Zweiter Trieb, kein Fehler

Beim zweiten Trieb kam ich am Rande einer Schlucht zu sitzen (in der oberen Bildmitte schwach zu erkennen). Hinter mir die Schlucht, vor mir ein Waldweg, dann ein bewaldeter Hang. Oberhalb des Hangs die Straße.
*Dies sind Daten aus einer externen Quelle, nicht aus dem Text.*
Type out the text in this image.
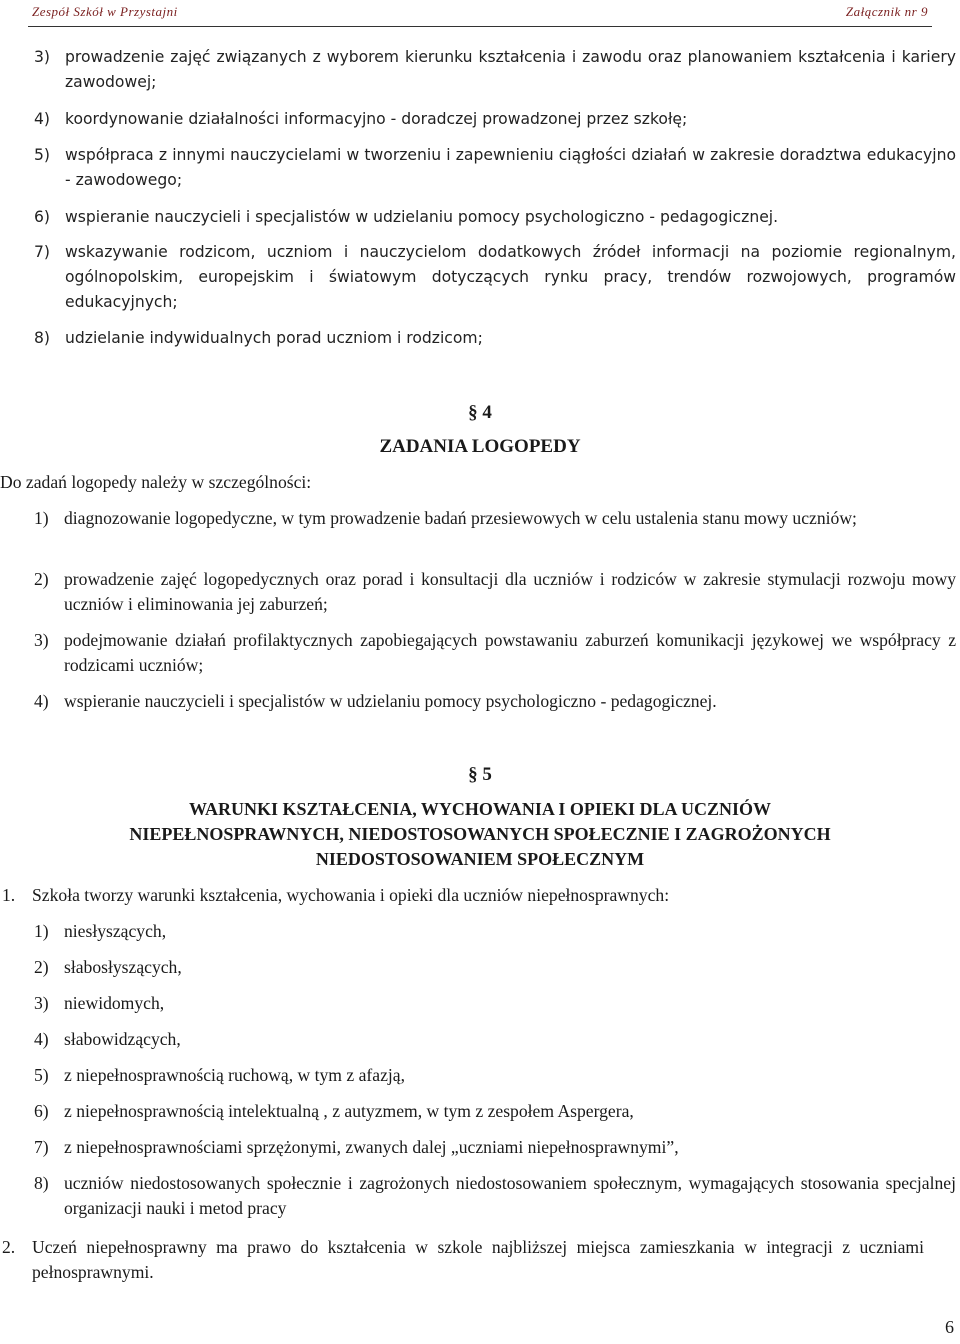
Zespół Szkół w Przystajni	Załącznik nr 9
3) prowadzenie zajęć związanych z wyborem kierunku kształcenia i zawodu oraz planowaniem kształcenia i kariery zawodowej;
4) koordynowanie działalności informacyjno - doradczej prowadzonej przez szkołę;
5) współpraca z innymi nauczycielami w tworzeniu i zapewnieniu ciągłości działań w zakresie doradztwa edukacyjno - zawodowego;
6) wspieranie nauczycieli i specjalistów w udzielaniu pomocy psychologiczno - pedagogicznej.
7) wskazywanie rodzicom, uczniom i nauczycielom dodatkowych źródeł informacji na poziomie regionalnym, ogólnopolskim, europejskim i światowym dotyczących rynku pracy, trendów rozwojowych, programów edukacyjnych;
8) udzielanie indywidualnych porad uczniom i rodzicom;
§ 4
ZADANIA LOGOPEDY
Do zadań logopedy należy w szczególności:
1) diagnozowanie logopedyczne, w tym prowadzenie badań przesiewowych w celu ustalenia stanu mowy uczniów;
2) prowadzenie zajęć logopedycznych oraz porad i konsultacji dla uczniów i rodziców w zakresie stymulacji rozwoju mowy uczniów i eliminowania jej zaburzeń;
3) podejmowanie działań profilaktycznych zapobiegających powstawaniu zaburzeń komunikacji językowej we współpracy z rodzicami uczniów;
4) wspieranie nauczycieli i specjalistów w udzielaniu pomocy psychologiczno - pedagogicznej.
§ 5
WARUNKI KSZTAŁCENIA, WYCHOWANIA I OPIEKI DLA UCZNIÓW
NIEPEŁNOSPRAWNYCH, NIEDOSTOSOWANYCH SPOŁECZNIE I ZAGROŻONYCH
NIEDOSTOSOWANIEM SPOŁECZNYM
1. Szkoła tworzy warunki kształcenia, wychowania i opieki dla uczniów niepełnosprawnych:
1) niesłyszących,
2) słabosłyszących,
3) niewidomych,
4) słabowidzących,
5) z niepełnosprawnością ruchową, w tym z afazją,
6) z niepełnosprawnością intelektualną , z autyzmem, w tym z zespołem Aspergera,
7) z niepełnosprawnościami sprzężonymi, zwanych dalej „uczniami niepełnosprawnymi”,
8) uczniów niedostosowanych społecznie i zagrożonych niedostosowaniem społecznym, wymagających stosowania specjalnej organizacji nauki i metod pracy
2. Uczeń niepełnosprawny ma prawo do kształcenia w szkole najbliższej miejsca zamieszkania w integracji z uczniami pełnosprawnymi.
6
Nach geraumer Zeit, vielleicht einer Dreiviertelstunde, beschloss ich "im Stehen anzusitzen" denn aus der Ferne waren Treiber zu hören. Gerade noch rechtzeitig um zwei Rehe fünf Schritt unterhalb meines Ansitzes an der oberen Schluchtkante entlangziehen zu sehen. Als die Tiere zu mir hochblickten, bewegte ich mich keinen Millimeter. Vorsichtshalber vermied ich auch noch Blickkontakt und schaute über die beiden Tiere hinweg. Sie hatten nichts oder wenigstens nichts bemerkt, was sie als gefährlich eingeschätzt hätten,  zogen etwas eiligeren Schrittes weiter und verschwanden kurz hinter Buschwerk (Bildmitte).  Als sie auf die andere Seite der Schlucht wechselten, war Gelegenheit, eines der Stücke zu erlegen. Ich repetierte mechanisch und beinahe lautlos. Nach dem Schuss war das zweite Tier in wenigen Sätzen nach oben abgesprungen und bewegte sich nun Richtung Wald. Kurz vor dem Wald ergab sich eine weitere Gelegenheit für einen zweiten (Blatt-) Schuss.

 

Jetzt aber Jagdfieber, und wie. Erster Gedanke beim zweiten Nachladen: Die Banalität des Bösen. Ja Hannah Arendt fiel mir ein beim mechanischen und weitgehend automatischen Ablauf der letzten Minute. Dann Glück, Stolz, Überraschung über so viel Jagdglück auf einmal nach den vielen Ansitzen auf der Alb, Verwunderung über die Beute, die mir in den Schoß gefallen zu sein schien. Irgendwie unverdient, zu einfach. Ein Dankgebet mit Blick zum Himmel. Erleichterung über die Wirkung der Schüsse. Nachsuchen waren nicht nötig. Hin- und Hertrippeln auf den Brettern des Ansitzes bis zur vereinbarten Zeit für "Hahn in Ruh'". Immerhin hatte ich das Jagdgewehr noch gesichert. Erste sms an meinen Gammertinger Mentor. Jetzt war es 11.38 Uhr, später Vormittag und die Treibjagd für mich zu Ende. Mehr konnte nicht kommen.

 

Aus der Ferne kam der Nachbarschütze auf mich zu. Ich winkte. Er winkte. Sein kräftiges "Waidmannsheil" holte mich endgültig auf den Boden zurück.        

 

Dritter Trieb, kein Wild

Wieder ein Ansitz vor einem ausgedehnten Waldhang. Hinter mir der Anfahrtsweg. Nach einer Stunde war Hahn in Ruh'. Diesmal war kein Wild zu sehen gewesen.

 

Vierter Trieb, kein Schuss

Gegen Ende der vereinbarten Zeit zeigte sich ein Fuchs zwischen Buchen, der es sehr eilig hatte den offenen Buchenbestand vor mir zu queren, um ins Unterholz zu verschwinden. Im Zielfernrohr tanzten Fuchs, Buche, Fuchs, Buche. Keine Gelegenheit zum Schuss.

 

Schüsseltrieb

Nach dem Streckelegen (3 Sauen, 4 Rehe) wurden die Brüche überreicht und in der Dunkelheit wurde die Strecke verblasen. Feierliche Stimmung allenthalben. 

 

Schüsseltrieb ist ein fester Jägerbegriff. Er bezeichnet das Vesper nach der Treibjagd. Es gab Köstliches vom Schwein. Erstaunlich, welcher Hunger sich nach einem solchen Waldtag aufbaut und welcher Drang, sich mitzuteilen. Der gewaltige Kommunikationsstau brach sich denn auch stundenlang Bahn.